In der Begründung zu § 1062 ZPO-E wird insofern darauf verwiesen, daß das Schiedsgericht mit seiner Entscheidung quasi die Aufgaben einer „ersten Instanz” bereits geleistet habe. Die Eingangszuständigkeit der Oberlandesgerichte erweise sich ferner unter dem vorrangigen Gesichtspunkt einer Entlastung der staatlichen Justiz als die gegenüber einer Eingangszuständigkeit der Landgerichte sinnvollere Lösung (BT-Dr 13/5247 S. 63). Hinzu komme, daß der zu Zwecken der Verfahrensstraffung vorgesehene weitgehende Ausschluß von Rechtsmitteln gegen die Entscheidungen der staatlichen Gerichte nur bei einer Eingangszuständigkeit der Oberlandesgerichte bedenkenfrei, zumindest eher gerechtfertigt erscheine als bei einer mit der Entscheidungsgewalt des Einzelrichters verbundenen Eingangszuständigkeit der Landgerichte (BT-Dr 13/5247 S. 63).
Der Gesetzgeber hat insofern die Verkürzung des Rechtszuges auf eine Tatsacheninstanz in der Abwägung gegenüber den Interessen der Beteiligten an einer beschleunigten Abwicklung des Verfahrens gesehen und sich bewußt für die Kürzung des Instanzenzugs entschieden.
Soweit das BayObLG das Argument der Mehrbelastung der Oberlandesgerichte bei Berücksichtigung von materiellen Einwendungen angeführt hat, überzeugt auch dieses Argument nach Auffassung des Senats nicht. Abgesehen davon, daß die Novellierung des 10. Buches der ZPO eine Entlastung der staatlichen Justiz insgesamt und nicht etwa nur der Oberlandesgerichte im Auge hatte, der Gesetzgeber deshalb eine Gesamtschau aller staatlichen Gerichte zu Grunde gelegt und vor diesem Hintergrund einen für die Oberlandesgerichte entstehenden Mehraufwand bewußt in Kauf genommen hat, würden auch die Oberlandesgerichte noch einmal zusätzlich belastet, wenn die Aufrechnung nur in dem Verfahren nach § 767 ZPO geltend gemacht werden könnte, weil auch dieses Verfahren - wie dargelegt - vor dem Oberlandesgericht geführt werden müßte.

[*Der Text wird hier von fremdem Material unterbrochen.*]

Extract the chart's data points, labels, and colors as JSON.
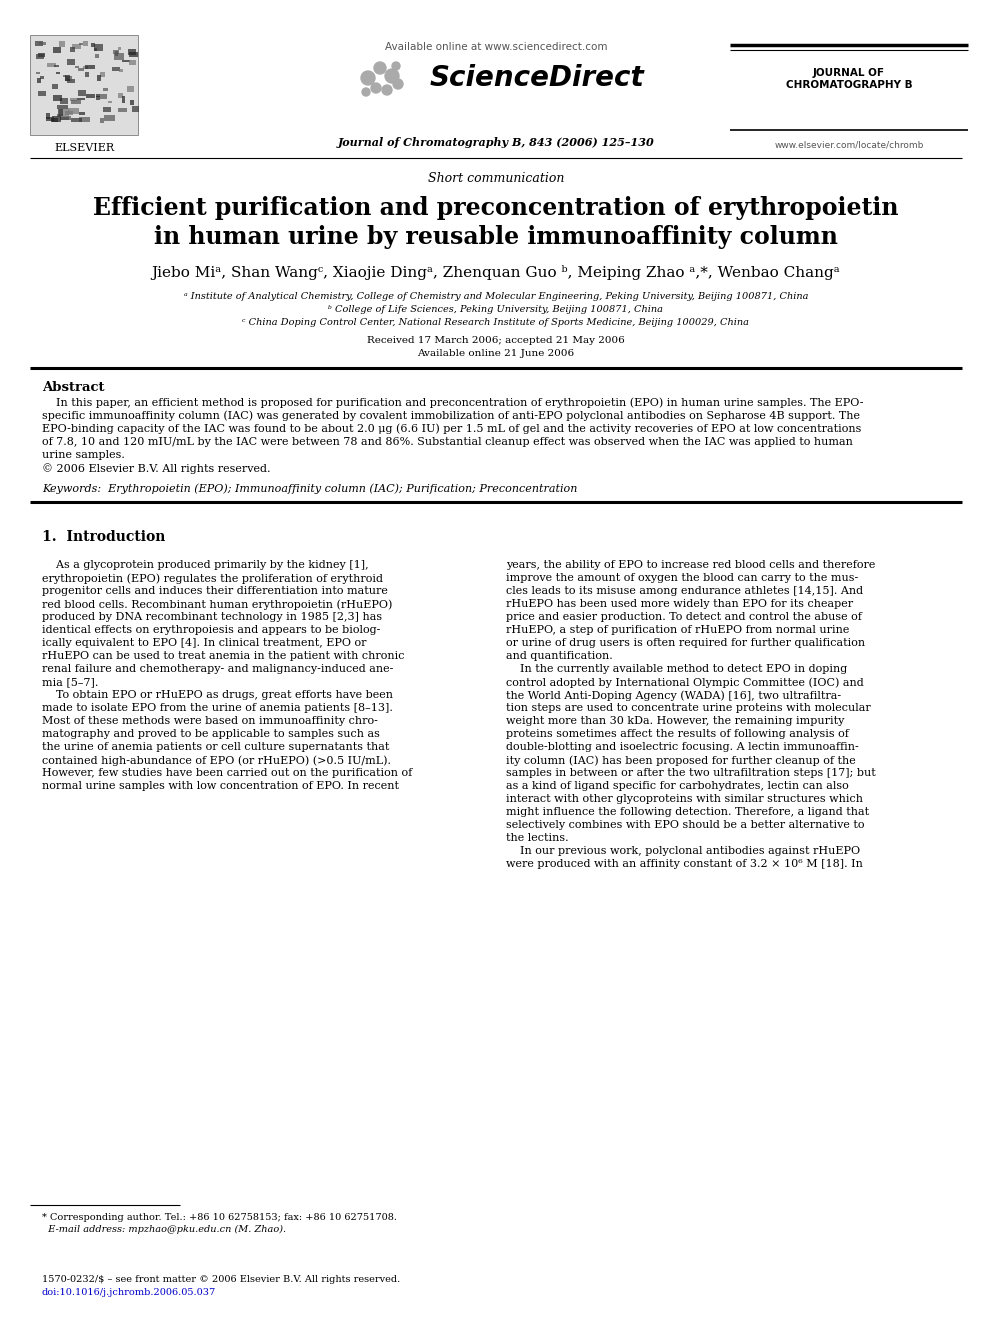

Schließlich gebieten auch systematische Erwägungen nicht die Verweisung des Aufrechnungseinwands in die Vollstreckungsgegenklage. Die Präklusionsvorschrift des § 767 Abs. 2 ZPO verdeutlicht im Gegenteil, daß der Aufrechnungseinwand frühestmöglich geltend zu machen ist, sobald die Aufrechnungslage besteht.
Nach alledem ist auch nach neuem Recht die Aufrechnung im Vollstreckbarerklärungs-verfahren grundsätzlich möglich.